The craft beer industry is seeing competition from an unexpected opponent: the iPhone.
According to a CCC Investment Banking report, Canadian craft beer has been steadily growing as mainstream beer consumption declines year over year. American craft brewers, however, while still outpacing industrial offerings, are currently seeing sales drops in nearly one-third of all breweries since 2017.
One possible culprit is cannabis, which some experts argue could replace beer where recreational use is legal. Instead of cracking open a beer at the end of the day, people are choosing to smoke weed or eat edibles, the argument goes.
However, Bob Pease, president and CEO of the Brewers Association, shrugged off the idea. In addition to there being “little evidence that cannabis has affected beer sales,” according to a new analysis, despite it now being legal in 10 states, Pease is confident that cannabis’s impact will be no different than any other competitor beer faces — except for the iPhone.
“We look at cannabis as just another product beer consumers can choose to enjoy with their disposable income,” Pease told Beverage Daily. “We think the iPhone is a bigger threat right now, probably, to beer than cannabis. You used to go out to meet people, go out to a bar… now you just swipe right on your phone, you don’t need to go anywhere. All this is just part of the evolving society.”

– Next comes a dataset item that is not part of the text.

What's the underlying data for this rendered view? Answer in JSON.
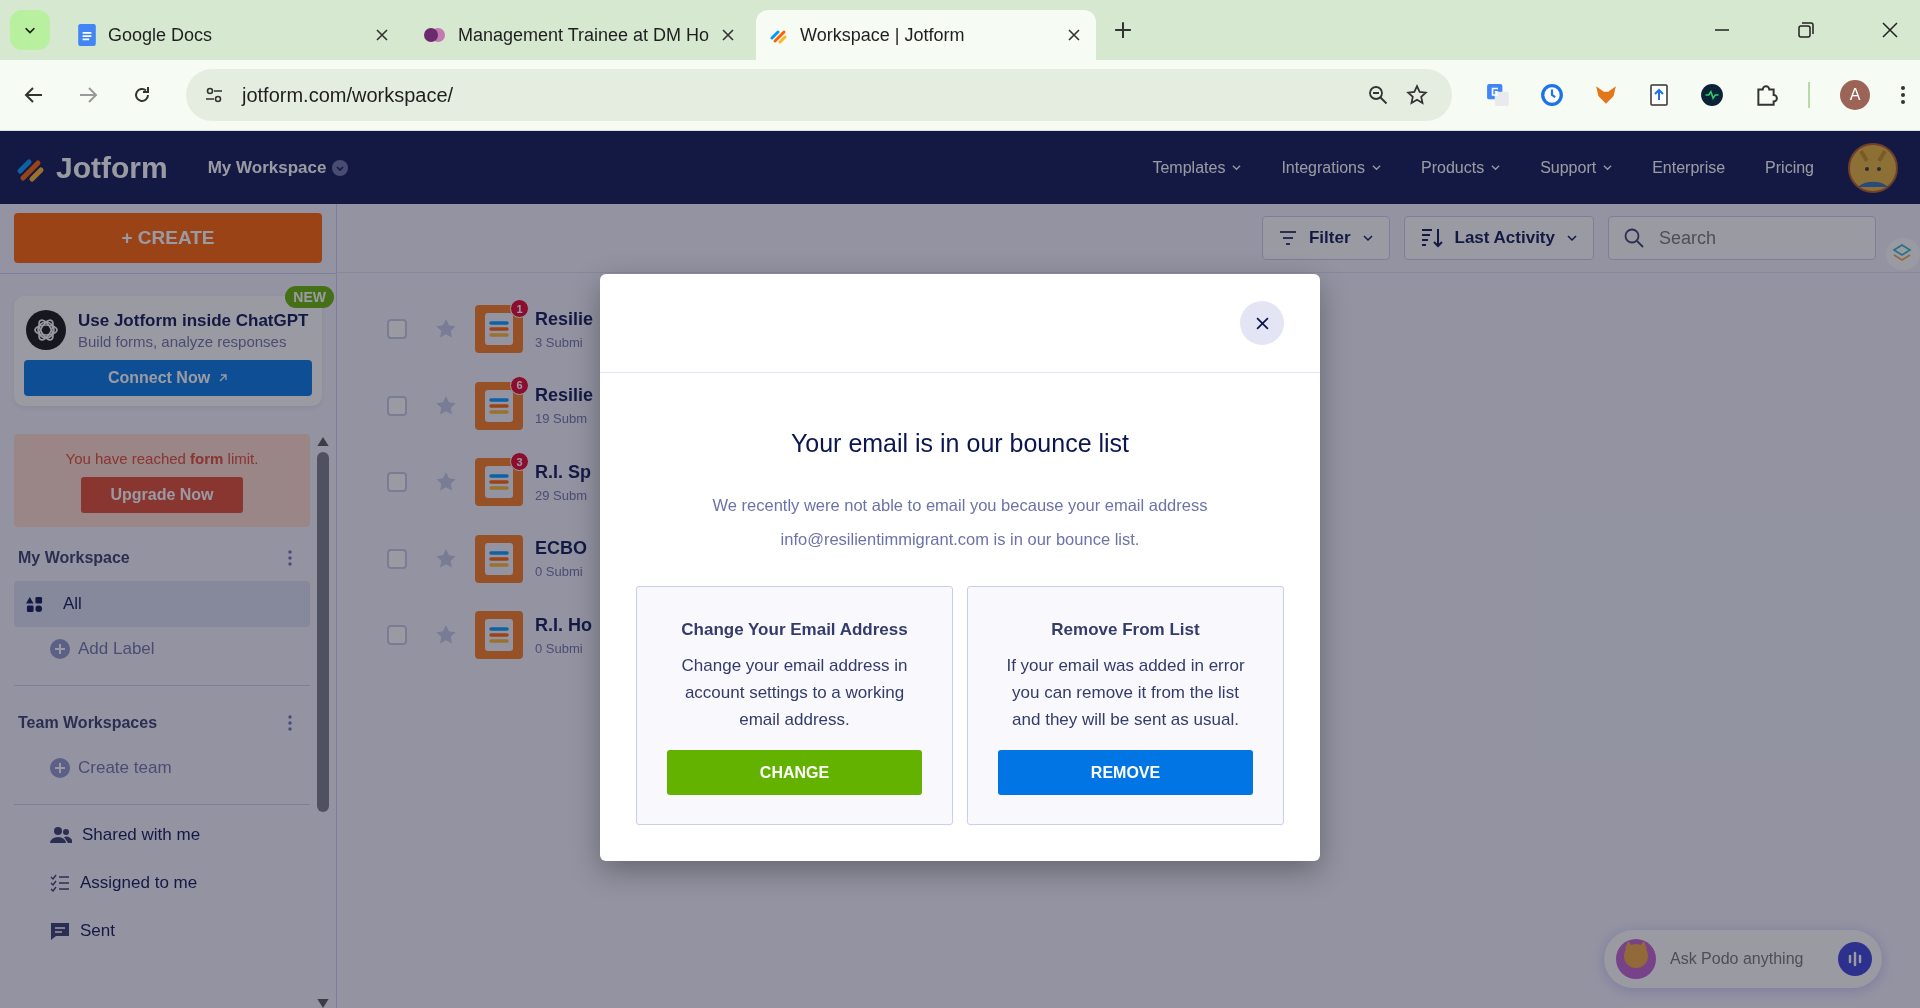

In other words, we’re all anti-social monsters who prefer the company of a tiny glowing screen over venturing to the bar for a drink and some conversation. Actually, that checks out.
Pease also said cannabis is a big opportunity for craft brewers to innovate. In Canada, where recreational weed is legal to smoke and edibles will be legal in 2019, massive beer companies are partnering with cannabis companies to work on non-alcoholic cannabis brews.
Only then, once brewers have created products that mix cannabis and alcohol, will they be able to compete with the appeal of iPhones and staying home.